Il saluto del nuovo pastore della Chiesa di Trieste: «Mai rassegnati a mediocrità e ingiustizie» - Diocesi di Cremona
In una Cattedrale, custode della storia e fede della bassa lombarda, dove i raggi del sole illuminavano un’assemblea numerosa e raccolta, è stato consacrato vescovo ieri pomeriggio a Cremona monsignor Enrico Trevisi che guiderà la Chiesa di Trieste «incantato e meravigliato per quanto Dio compie».
Una celebrazione densa di emozioni dove si è mostrato il volto gioioso di una comunità, quella cremonese, stretta attorno ad un sacerdote che è stato amico, parroco, rettore del Seminario, professore e compagno di tante famiglie, ma anche il volto accogliente della comunità di Trieste accorsa ad abbracciare il suo nuovo pastore e alla quale il neo consacrato si è rivolto subito in italiano e anche in sloveno riprendendo il suo motto episcopale: Admirantes Iesum.
Nel giorno dell’Annunciazione, Trevisi, classe 1963, ha pronunciato il suo “Eccomi”, concetto ripreso dal vescovo di Cremona, Antonio Napolioni, nell’omelia che ha ricordato «la bellezza di essere evangelizzati e di evangelizzare». Presenti alla celebrazione oltre alla sua famiglia, ai tanti fedeli ed autorità civili e militari, un centinaio di sacerdoti e 20 vescovi tra cui l’emerito di Cremona Dante Lafranconi e l’arcivescovo Giampaolo Crepaldi, amministratore apostolico di Trieste.
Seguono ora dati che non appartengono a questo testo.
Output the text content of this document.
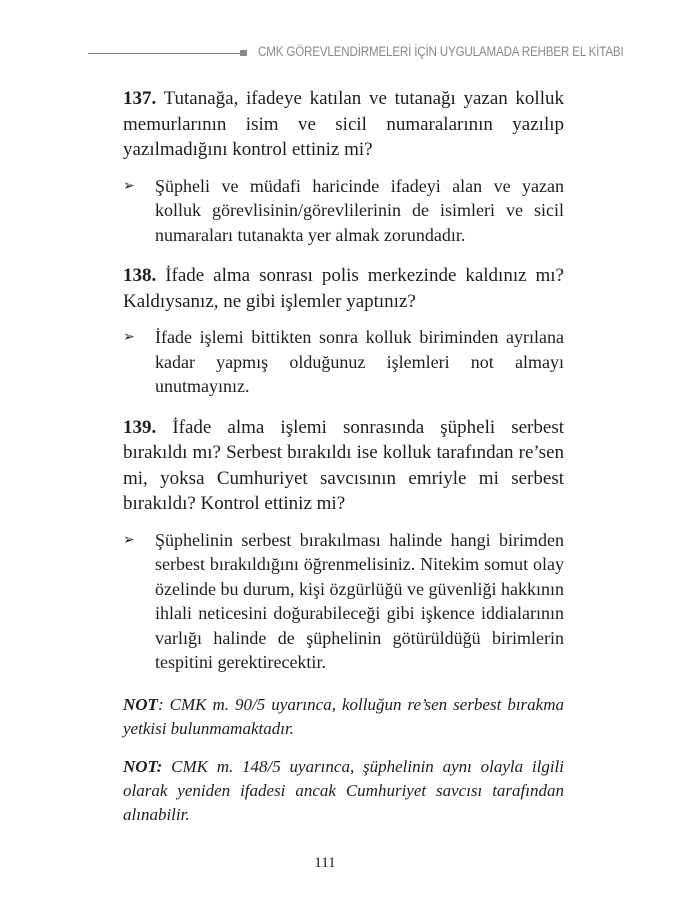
CMK GÖREVLENDİRMELERİ İÇİN UYGULAMADA REHBER EL KİTABI

137. Tutanağa, ifadeye katılan ve tutanağı yazan kolluk memurlarının isim ve sicil numaralarının yazılıp yazılmadığını kontrol ettiniz mi?

➢ Şüpheli ve müdafi haricinde ifadeyi alan ve yazan kolluk görevlisinin/görevlilerinin de isimleri ve sicil numaraları tutanakta yer almak zorundadır.

138. İfade alma sonrası polis merkezinde kaldınız mı? Kaldıysanız, ne gibi işlemler yaptınız?

➢ İfade işlemi bittikten sonra kolluk biriminden ayrılana kadar yapmış olduğunuz işlemleri not almayı unutmayınız.

139. İfade alma işlemi sonrasında şüpheli serbest bırakıldı mı? Serbest bırakıldı ise kolluk tarafından re’sen mi, yoksa Cumhuriyet savcısının emriyle mi serbest bırakıldı? Kontrol ettiniz mi?

➢ Şüphelinin serbest bırakılması halinde hangi birimden serbest bırakıldığını öğrenmelisiniz. Nitekim somut olay özelinde bu durum, kişi özgürlüğü ve güvenliği hakkının ihlali neticesini doğurabileceği gibi işkence iddialarının varlığı halinde de şüphelinin götürüldüğü birimlerin tespitini gerektirecektir.

NOT: CMK m. 90/5 uyarınca, kolluğun re’sen serbest bırakma yetkisi bulunmamaktadır.

NOT: CMK m. 148/5 uyarınca, şüphelinin aynı olayla ilgili olarak yeniden ifadesi ancak Cumhuriyet savcısı tarafından alınabilir.

111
Al loro fianco i cremonesi Gian Carlo Perego, arcivescovo di Ferrara-Comacchio e abate di Pomposa e Carmelo Scampa, vescovo emerito di São Luís de Montes Belos in Brasile oltre a Moise Messan Touho, vescovo di Atakpamé in Togo (terra legata per tradizione al Seminario cremonese) e una rappresentanza numerosa di pastori del Triveneto e della Lombardia.
«È una grande gioia percepire Cristo vivo nella sequela dei discepoli, apostoli e vescovi, Cristo è davvero qui vivente – ha detto Napolioni pieno di emozione – in un anticipo di Pasqua». Una gioia che è responsabilità dell’ «Eccomi» pronunciato dal nuovo vescovo chiamato, come lo fu Maria per mezzo dell’Angelo, ad essere «segno tangibile dell’iniziativa di Dio», a «riconoscere e condividere lo stupore della fedeltà creatrice di Dio», facendosi umile servo di una Chiesa che lo ringrazia per il servizio svolto e lo dona ad un’altra comunità per essergli pastore. Il rito, segnato da una preghiera corale, accompagnata da 80 cantori, la musica dell’organo Mascioni e da un quartetto di ottoni, ha reso palpabile “il soffio del Creatore”, ripreso dal testo del rito segnato da una sequenza di gesti pieni di significato che si concludono con la consegna di crisma, Vangelo, anello, mitria e pastorale.
Al termine della celebrazione, il saluto grato di Trevisi che ha chiesto «al popolo di Dio, di Trieste e di Cremona, di essere coraggiosi nel collaborare gli uni con gli altri e fantasiosi nell’incarnare il Vangelo, di accompagnarmi a cogliere la presenza di Dio dentro le ferite della storia passata e presente». Con lo sguardo perennemente rivolto a Dio e ringraziando tutti (dai compagni di Messa, ai vescovi, alle famiglie amiche segnate da gioie e fatiche, ai malati, ai tanti volontari, alla sua parrocchia di Cristo Re), chi lo ha accompagnato in questi anni, comprese le famiglie e da cui ha imparato molto e coloro che lo accoglieranno nella sua nuova casa. Un’indicazione forte anche alle «autorità qui presenti e quelle che incontrerò anche a Trieste» sulla scorta di don Primo Mazzolari: «auguro non di essere in pace, ma di essere di pace: donne e uomini inquieti per costruire un mondo diverso, mai rassegnati alla mediocrità e alle ingiustizie».